La cocciniglia aggredisce i pini di Roma

Come rendere difficile il “lavoro” della cocciniglia, ovvero cosa fare oltre i trattamenti fitosanitari

di Massimiliano Di Pietro (agronomo, smarTrees srl)

Abbiamo già detto in altri articoli che la cocciniglia tartaruga è un parassita “alieno”, arrivato solo da pochi anni in Italia. Per questo motivo ancora non ha predatori naturali in numero tale da contenerne l’avanzata impetuosa.

Però siamo in grado di applicare i principi generali della lotta alle malattie delle piante. Si passa dal monitoraggio alle corrette pratiche colturali.

Abbiamo osservato la dinamica dell’infestazione su centinaia di alberi, ed è evidente che nelle piante già stressate per altri fattori l’azione devastante della cocciniglia è molto più rapida e può diventare letale nel giro di un paio di anni.

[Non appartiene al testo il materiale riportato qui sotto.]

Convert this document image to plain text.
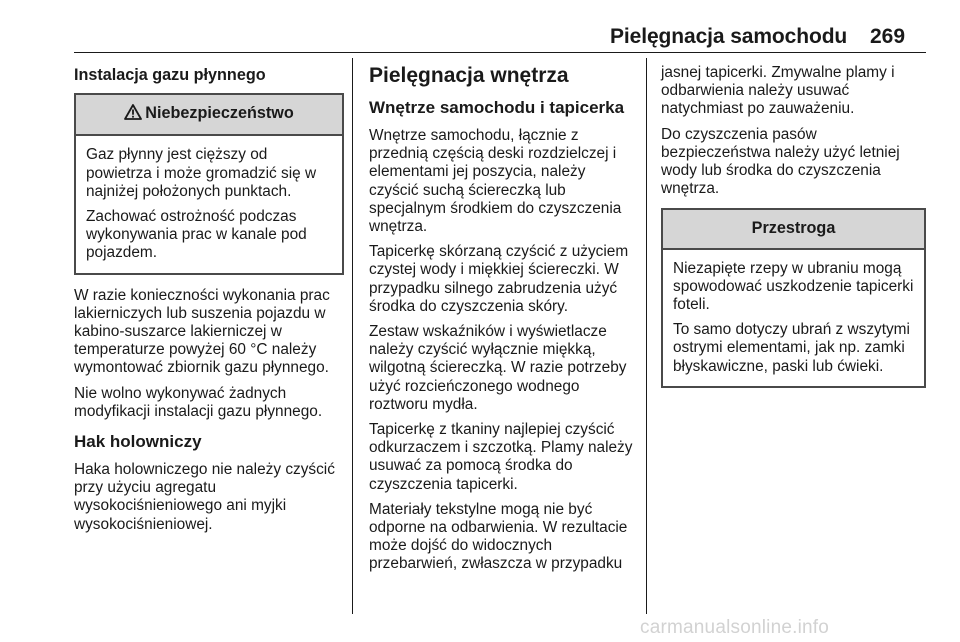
Pielęgnacja samochodu 269
Instalacja gazu płynnego
Niebezpieczeństwo

Gaz płynny jest cięższy od powietrza i może gromadzić się w najniżej położonych punktach.

Zachować ostrożność podczas wykonywania prac w kanale pod pojazdem.

W razie konieczności wykonania prac lakierniczych lub suszenia pojazdu w kabino-suszarce lakierniczej w temperaturze powyżej 60 °C należy wymontować zbiornik gazu płynnego.

Nie wolno wykonywać żadnych modyfikacji instalacji gazu płynnego.

Hak holowniczy

Haka holowniczego nie należy czyścić przy użyciu agregatu wysokociśnieniowego ani myjki wysokociśnieniowej.

Pielęgnacja wnętrza
Wnętrze samochodu i tapicerka

Wnętrze samochodu, łącznie z przednią częścią deski rozdzielczej i elementami jej poszycia, należy czyścić suchą ściereczką lub specjalnym środkiem do czyszczenia wnętrza.

Tapicerkę skórzaną czyścić z użyciem czystej wody i miękkiej ściereczki. W przypadku silnego zabrudzenia użyć środka do czyszczenia skóry.

Zestaw wskaźników i wyświetlacze należy czyścić wyłącznie miękką, wilgotną ściereczką. W razie potrzeby użyć rozcieńczonego wodnego roztworu mydła.

Tapicerkę z tkaniny najlepiej czyścić odkurzaczem i szczotką. Plamy należy usuwać za pomocą środka do czyszczenia tapicerki.

Materiały tekstylne mogą nie być odporne na odbarwienia. W rezultacie może dojść do widocznych przebarwień, zwłaszcza w przypadku

jasnej tapicerki. Zmywalne plamy i odbarwienia należy usuwać natychmiast po zauważeniu.

Do czyszczenia pasów bezpieczeństwa należy użyć letniej wody lub środka do czyszczenia wnętrza.

Przestroga

Niezapięte rzepy w ubraniu mogą spowodować uszkodzenie tapicerki foteli.

To samo dotyczy ubrań z wszytymi ostrymi elementami, jak np. zamki błyskawiczne, paski lub ćwieki.

carmanualsonline.info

Ecco alcune buone pratiche che possono contribuire a mantenere i nostri alberi in forma e quindi sicuramente più resistenti all’attacco della cocciniglia.

La potatura

Purtroppo il problema della potatura dei pini a Roma è di lunga data. La maggior parte delle potature è troppo intensa e crea solo danni agli alberi così gestiti, ma è un discorso che magari affronteremo più avanti in un altro articolo.

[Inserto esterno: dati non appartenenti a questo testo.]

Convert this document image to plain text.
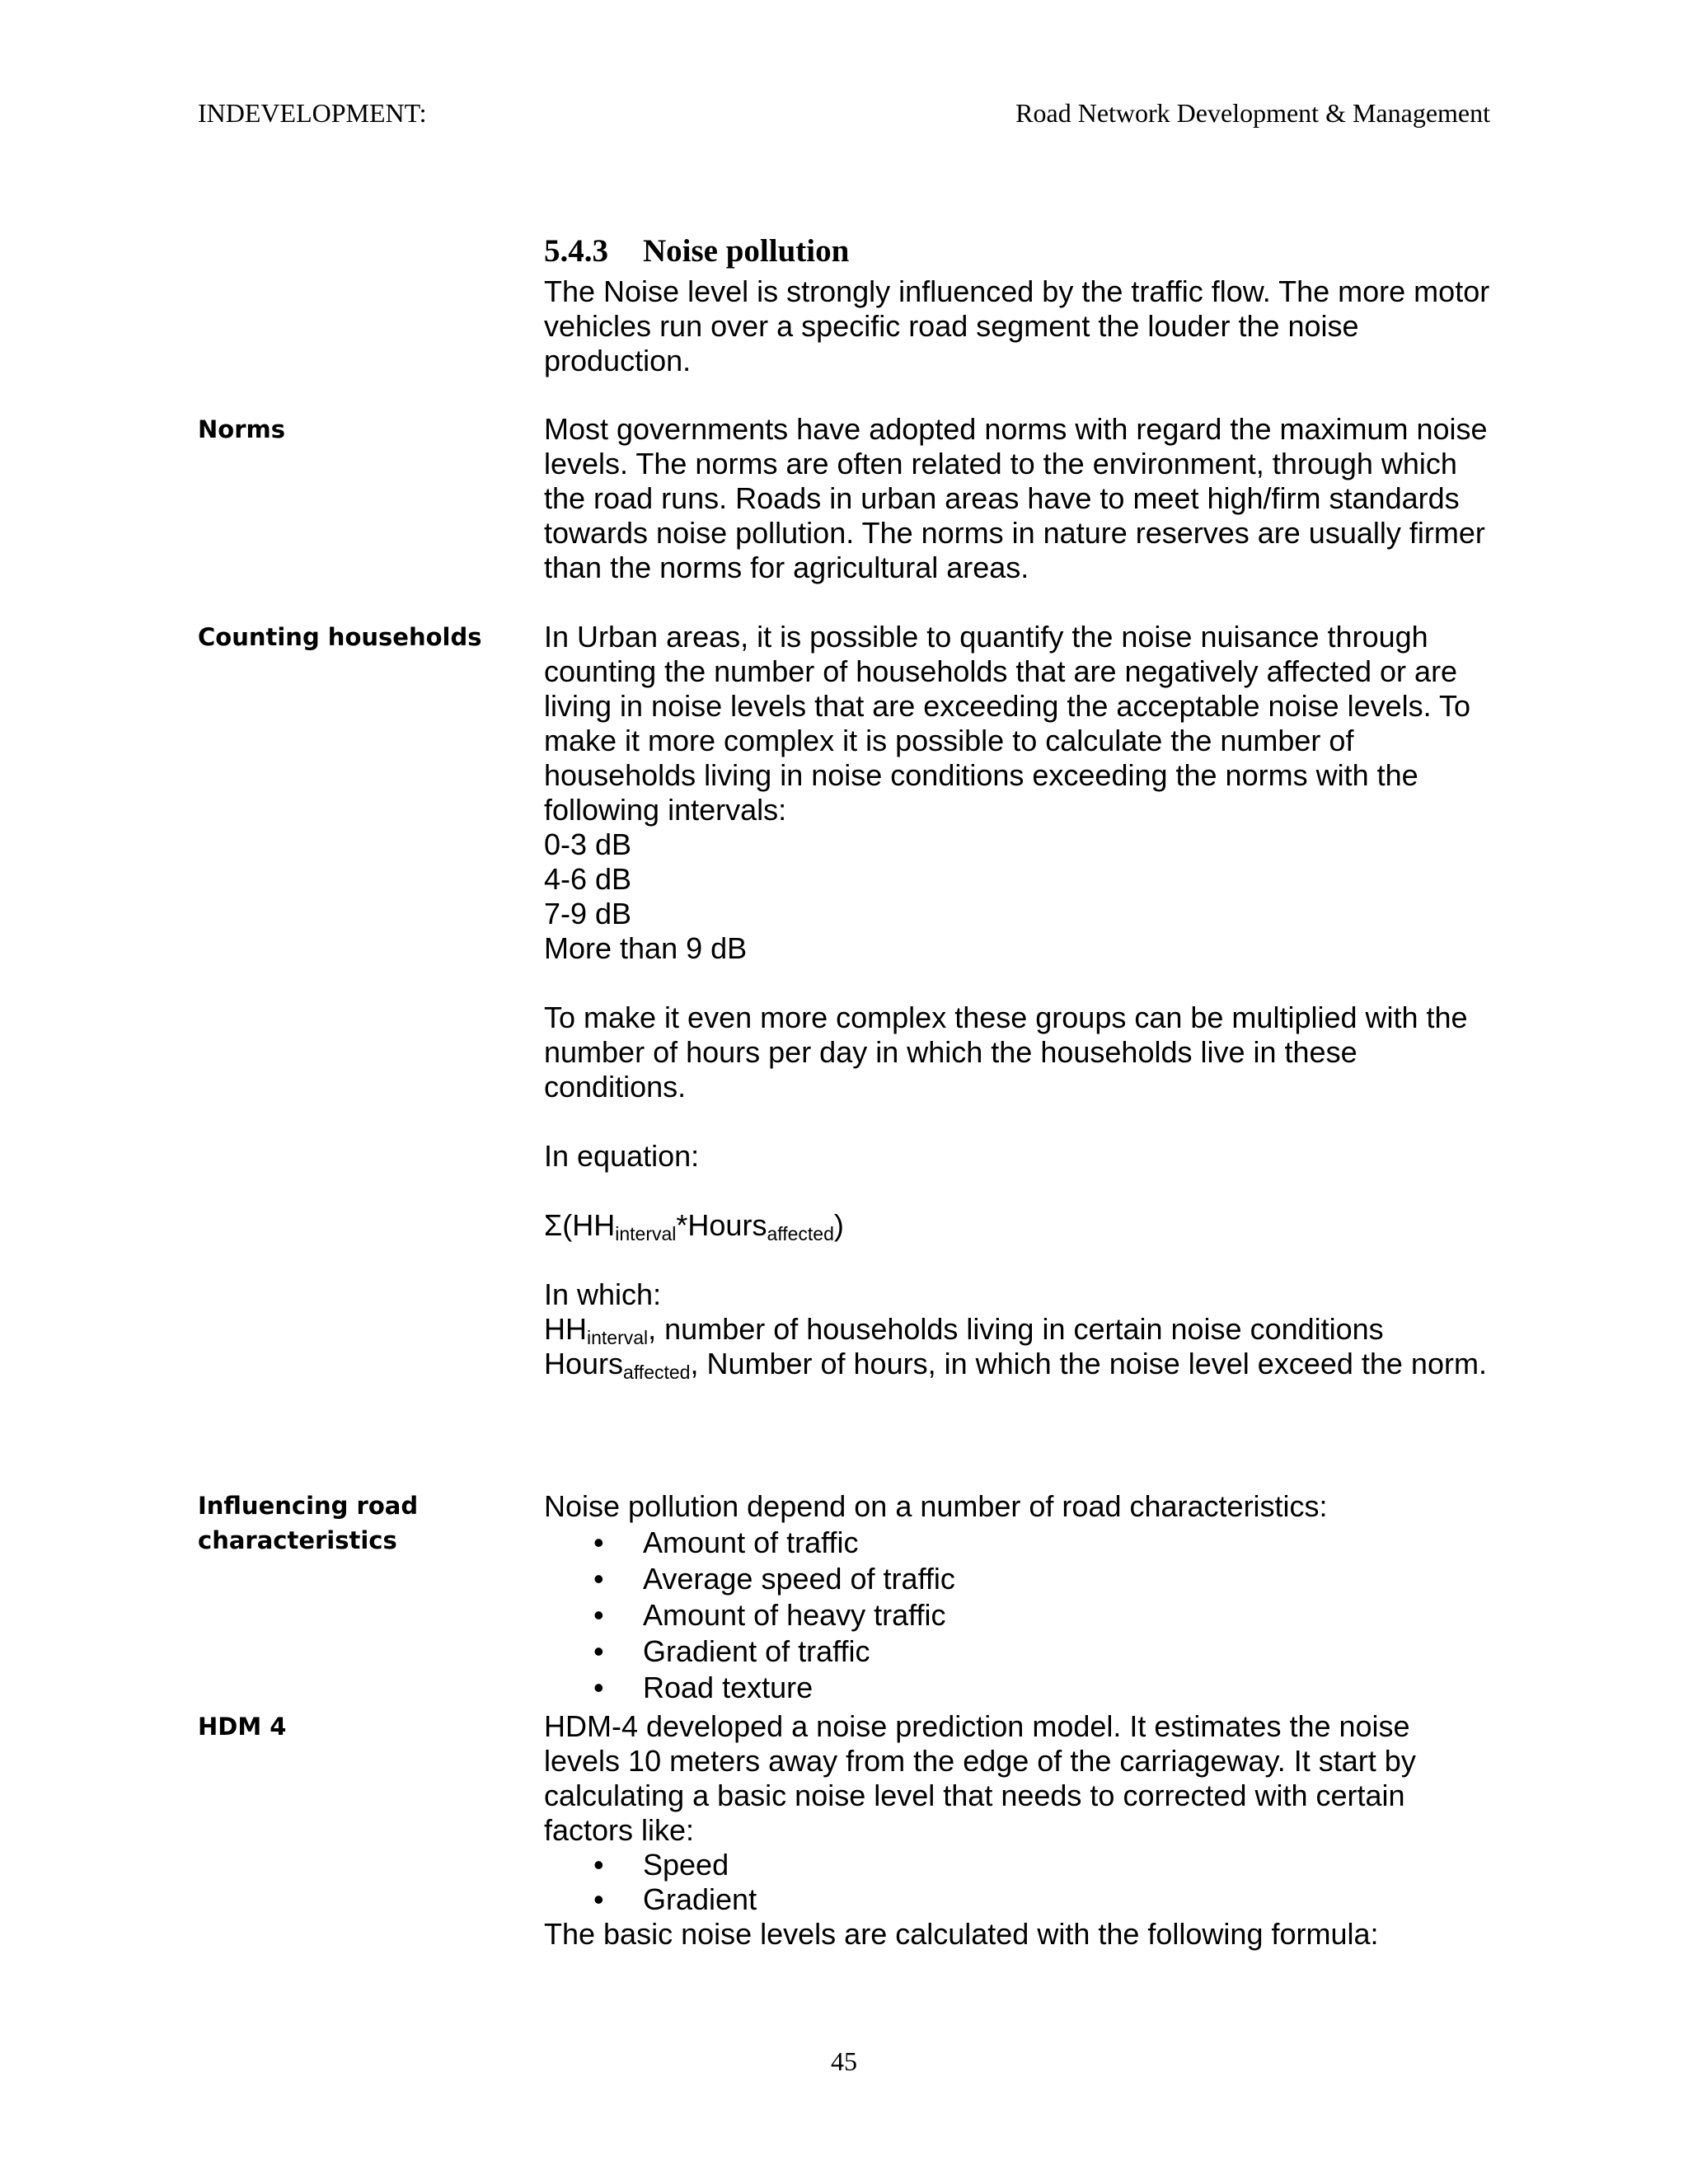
INDEVELOPMENT:	Road Network Development & Management
5.4.3 Noise pollution

The Noise level is strongly influenced by the traffic flow. The more motor vehicles run over a specific road segment the louder the noise production.

Norms	Most governments have adopted norms with regard the maximum noise levels. The norms are often related to the environment, through which the road runs. Roads in urban areas have to meet high/firm standards towards noise pollution. The norms in nature reserves are usually firmer than the norms for agricultural areas.

Counting households In Urban areas, it is possible to quantify the noise nuisance through counting the number of households that are negatively affected or are living in noise levels that are exceeding the acceptable noise levels. To make it more complex it is possible to calculate the number of households living in noise conditions exceeding the norms with the following intervals:

0-3 dB

4-6 dB

7-9 dB

More than 9 dB

To make it even more complex these groups can be multiplied with the number of hours per day in which the households live in these conditions.

In equation:

$\Sigma(HH_{interval}*Hours_{affected})$

In which:

$HH_{interval}$, number of households living in certain noise conditions

Hours$_{affected}$, Number of hours, in which the noise level exceed the norm.

Influencing road
characteristics

Noise pollution depend on a number of road characteristics:

• Amount of traffic
• Average speed of traffic
• Amount of heavy traffic
• Gradient of traffic
• Road texture
HDM 4	HDM-4 developed a noise prediction model. It estimates the noise levels 10 meters away from the edge of the carriageway. It start by calculating a basic noise level that needs to corrected with certain factors like:

• Speed
• Gradient

The basic noise levels are calculated with the following formula:

45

Nel caso di alberi attaccati dalla Toumeyella, si suggerisce di intervenire solo con leggeri interventi di rimozione del secco e dei rametti troppo deboli. In questo modo si favorisce la circolazione dell’aria e della luce all’interno della chioma dell’albero, creando condizioni meno favorevoli allo sviluppo dell’insetto. MAI intervenire con potature troppo drastiche: queste indeboliscono irreversibilmente l’albero già stressato dall’attacco parassitario, accelerandone pericolosamente il ciclo di decadimento.

La concimazione

Il pino è un albero frugale, che cresce bene nei suoli sabbiosi dei nostri litorali. Non richiede particolari interventi con i classici fertilizzanti chimici da giardino. Anzi questi, che sono ricchi di azoto, tendono a rendere i tessuti vegetali meno “duri” e più suscettibili all’attacco di funghi ed insetti.

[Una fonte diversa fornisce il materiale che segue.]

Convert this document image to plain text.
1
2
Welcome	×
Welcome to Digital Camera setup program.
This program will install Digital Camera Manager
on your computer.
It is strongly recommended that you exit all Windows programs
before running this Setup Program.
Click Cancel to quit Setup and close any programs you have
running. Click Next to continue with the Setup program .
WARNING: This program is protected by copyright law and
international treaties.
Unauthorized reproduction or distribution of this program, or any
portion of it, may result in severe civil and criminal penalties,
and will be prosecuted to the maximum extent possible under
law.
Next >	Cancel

Smartrees da anni impiega mix di prodotti di origine naturale con azione stimolante per le piante e rigenerante per il suolo. 

Si tratta di prodotti a base di 

  • sostanza organica umificata (Leonardite, ecc.) che ha un benefico effetto sulla struttura del terreno, migliorandone la ritenzione idrica, e creando condizioni ottimali per le radici delle piante e per i microrganismi del suolo;
  • aminoacidi di origine naturale. A differenza dei concimi azotati di sintesi, sono prontamente utilizzabili sia dalle piante che dai microrganismi del terreno.
  • estratti di alghe: oltre a contenere carboidrati complessi, sono ricchi di microelementi e di ormoni vegetali (auxine e citochinine). Hanno un effetto rinvigorente sulla vegetazione.

A questi aggiungiamo sempre un pool di microrganismi del suolo benefici che con la loro azione rendono più facilmente disponibili i nutrimenti alle radici delle piante ed inoltre contrastano l’azione di colonizzazione dei funghi patogeni.  

Le due categorie di prodotti (biostimolanti e microrganismi benefici) vengono sempre distribuiti insieme, così che una esalti l’azione dell’altra.

Smartrees, oltre a scegliere prodotti della migliore qualità, cura nel dettaglio anche la modalità di somministrazione: i prodotti, diluiti in acqua, vengono distribuiti in prossimità delle radici assorbenti degli alberi, iniettando la soluzione con l’ausilio di pali iniettori. Si tratta di strumenti appositamente disegnati per distribuire i prodotti in profondità, laddove sono effettivamente necessari.

L’irrigazione

Il pino è una pianta assai resistente alla siccità e, di norma, non richiede irrigazioni nel periodo estivo. Anzi un eccesso di umidità nel suolo è sicura causa di attacchi fungini agli apparati radicali.

Sicuramente i vostri pini si gioveranno di qualche raro intervento irriguo nel periodo più caldo, ma non abusatene mai.


Vi invitiamo a rivolgetevi a professionisti in grado di analizzare il vostro problema e decidere la migliore strategia da adottare. L’intervento non è sempre lo stesso, diffidate da chi vi dice che basta semplicemente fare un trattamento chimico. E’ necessario stabilire a che punto del ciclo si trova il parassita, qual è il vigore vegetativo dell’ospite, analizzare il contesto, verificare la presenza di altri alberi colpiti nelle vicinanze, studiare le caratteristiche del sito per scegliere la soluzione più economica, che allo stesso tempo garantisca le migliori percentuali di successo.